(写真=PIXTA)
超長期(20年)国債先物取引の商品性が大幅に見直されて2ヶ月が経過する。商品性見直しの影響と、その後の取引状況について確認する。
超長期国債先物取引は1988年7月に最初の取引が開始された。しかし、当時は現物の超長期国債が長期(10年)国債に比べて発行量がそれほど多くなく、流動性も低かったことなどから取引は低迷し、2002年9月に取引は停止された。その後、2003年10月から現物の超長期国債が毎月発行されるなどして発行量が増え、流動性も高くなってきたことなどから2014年4月に超長期国債先物取引は再開された。
再開当初は1日当り百億円前後の売買高もあり取引が活発になることが期待されたが、その後売買高は減少し、1年後の2015年4月にはほとんど取引が成立しなくなっていた。そこで、商品性が大幅に見直され、2015年7月6日より新しい超長期国債先物として取引が開始された(2015年12月限から新しい超長期国債先物取引となり、古い超長期国債先物取引は2015年9月限で終了)。
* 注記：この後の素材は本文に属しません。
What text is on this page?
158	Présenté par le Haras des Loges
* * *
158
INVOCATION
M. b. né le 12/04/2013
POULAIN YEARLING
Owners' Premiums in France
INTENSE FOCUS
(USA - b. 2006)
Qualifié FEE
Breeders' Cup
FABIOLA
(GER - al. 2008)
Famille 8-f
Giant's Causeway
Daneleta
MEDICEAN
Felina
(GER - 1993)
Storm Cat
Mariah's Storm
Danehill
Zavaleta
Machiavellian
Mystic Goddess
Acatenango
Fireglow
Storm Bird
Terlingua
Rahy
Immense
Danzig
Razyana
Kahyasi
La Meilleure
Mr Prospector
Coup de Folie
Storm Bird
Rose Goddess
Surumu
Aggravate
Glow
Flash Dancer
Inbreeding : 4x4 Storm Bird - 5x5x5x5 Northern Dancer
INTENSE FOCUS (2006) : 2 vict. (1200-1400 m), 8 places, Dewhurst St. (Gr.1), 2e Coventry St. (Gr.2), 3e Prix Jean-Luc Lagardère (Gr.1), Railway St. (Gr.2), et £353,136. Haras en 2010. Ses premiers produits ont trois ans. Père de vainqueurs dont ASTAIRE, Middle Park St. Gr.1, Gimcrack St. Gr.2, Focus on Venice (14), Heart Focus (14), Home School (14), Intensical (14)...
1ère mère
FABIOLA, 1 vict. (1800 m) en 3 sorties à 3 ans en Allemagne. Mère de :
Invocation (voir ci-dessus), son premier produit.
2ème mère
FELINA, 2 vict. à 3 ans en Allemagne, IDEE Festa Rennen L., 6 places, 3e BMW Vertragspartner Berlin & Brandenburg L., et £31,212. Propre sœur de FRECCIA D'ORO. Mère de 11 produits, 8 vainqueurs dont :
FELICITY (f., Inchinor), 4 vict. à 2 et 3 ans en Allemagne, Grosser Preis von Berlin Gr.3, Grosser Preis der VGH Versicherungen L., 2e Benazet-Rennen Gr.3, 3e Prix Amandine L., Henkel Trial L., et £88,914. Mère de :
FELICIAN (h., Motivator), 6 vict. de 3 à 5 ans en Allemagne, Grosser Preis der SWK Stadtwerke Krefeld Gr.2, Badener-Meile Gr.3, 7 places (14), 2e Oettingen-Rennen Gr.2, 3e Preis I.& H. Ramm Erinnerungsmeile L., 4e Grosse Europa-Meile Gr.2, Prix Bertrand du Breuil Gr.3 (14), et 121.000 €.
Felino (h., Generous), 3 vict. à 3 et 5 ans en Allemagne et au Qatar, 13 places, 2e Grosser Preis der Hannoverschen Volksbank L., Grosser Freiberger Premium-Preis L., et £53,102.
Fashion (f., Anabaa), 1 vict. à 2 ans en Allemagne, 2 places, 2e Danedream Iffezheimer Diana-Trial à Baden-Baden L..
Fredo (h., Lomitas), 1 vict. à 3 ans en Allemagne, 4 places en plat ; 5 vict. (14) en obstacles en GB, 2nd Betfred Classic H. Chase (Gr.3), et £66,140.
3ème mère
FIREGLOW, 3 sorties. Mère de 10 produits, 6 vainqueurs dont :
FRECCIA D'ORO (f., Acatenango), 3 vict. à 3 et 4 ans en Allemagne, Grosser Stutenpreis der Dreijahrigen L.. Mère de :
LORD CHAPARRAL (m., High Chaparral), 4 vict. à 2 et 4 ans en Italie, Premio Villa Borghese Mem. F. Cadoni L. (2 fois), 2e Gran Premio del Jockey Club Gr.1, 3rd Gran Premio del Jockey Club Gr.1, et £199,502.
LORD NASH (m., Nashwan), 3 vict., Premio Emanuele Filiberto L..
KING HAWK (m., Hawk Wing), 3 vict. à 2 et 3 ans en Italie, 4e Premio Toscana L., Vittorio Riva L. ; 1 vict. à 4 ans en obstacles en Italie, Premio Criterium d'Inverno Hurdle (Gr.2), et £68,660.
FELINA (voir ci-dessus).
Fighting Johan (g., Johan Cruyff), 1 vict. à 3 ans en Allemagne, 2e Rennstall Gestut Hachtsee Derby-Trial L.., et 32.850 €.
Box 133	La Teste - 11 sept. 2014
商品内容見直しのポイントは主に3つある(図表1)。
1つ目は「標準物のクーポンレートを6%から3%へ変更」したことである。
標準物とは、先物が想定している架空の債券である。債券先物は最後に現物に交換することができるが、それ以前の先物期間中は実際には存在しない架空の債券(標準物)を想定して価格が変動している。超長期国債先物取引では、クーポン6%、期間20年の債券を想定していた。
これをクーポン3%、期間20年の債券を想定するように変更した。これによりヘッジや裁定取引の利便性が向上することなどが期待される。債券をヘッジする場合、できるだけ属性(クーポン・期間等)の近い債券でヘッジする方が良い。属性が異なる債券でヘッジすると価格変動率が異なるため、ヘッジ金額を調整する必要があるが、金額の調整幅が大きいとヘッジ精度が悪くなる。
現在の超長期金利は1%台であるが、クーポン6%の債券を想定するとヘッジ金額の調整額が大きくなってしまう。そこで、クーポン3%としてその差を小さくすることにより、ヘッジ金額の調整額を小さくすることができる。
2つ目は「受渡適格銘柄の残存年数を18年以上21年未満から19年3ヶ月・19年6ヶ月の20年国債に変更」したことである。
これは先物価格をより残存20年に近い現物債券に連動させることで、価格形成を適正にするための試みである。債券先物が現物に交換される際、現在のように実際の金利水準が標準物クーポンよりも大幅に低い状況では、最も期間の短い現物債券が受け渡される仕組みになっている。
つまり、これまでは期間18年の債券が受け渡されていた。そのため、先物価格は18年金利に強く連動するようになっていた。これが今回の見直しで期間20年により近い債券が受け渡されるため、今後は20年近辺の金利を意識して変動するようになる。現物金利は発行直後の20年近辺の金利が最も流動性が高いため、より適正な価格形成が期待される。
3つ目は「呼値の刻みを5銭から1銭に変更」したことである。
これまでは5銭毎に価格が変動していたが、価格の刻みが細かくなることでさらに緻密な指値が可能になり、これまで成立しなかった価格で取引が成立するようになる。そのため、価格形成がより精緻になり取引も活発になることが期待される。
どれも投資家ニーズを踏まえ、取引に参加しやすくなるための工夫がなされている。しかし、実際の売買高を見ると、取引は今のところ活発になっていない。商品内容見直し後の7月6日直後は百億円を超える売買高もあったが、その後数十億円程度に落ち着き、直近では取引が成立しない日も発生している(図表2)。現状ではまだ参加者が限られているようだ。
一方で、先物建玉は200億程度と、ある程度の規模を確保している。これらは限月交代時に次の限月に乗り換えられる可能性もあり、その際はある程度の売買高も期待される。ただし、限月交代時に乗り換えが進まず、建玉を減らす可能性もある。
2014年4月に取引が再開された古い超長期国債先物取引も、限月が交代する度に建玉を減らしてきた。次の限月交代は12月と考えられるが、今後はその際の取引状況なども注目される。
日銀による異次元の金融緩和が続いており、長期金利は動きにくい状況が続いている。中国の影響などで株価や為替が大きく変動した2015年8月19~31日の期間、長期国債先物取引は53銭しか動かなかった。
債券先物取引は投機などにも利用されるため、ボラティリティは高い方が好まれる。超長期国債先物は長期国債先物より期間が長いため、ボラティリティは高くなると考えられる。長期国債先物取引の価格が動きにくくなっている中、超長期国債先物が今後より活発に取引されることが期待される。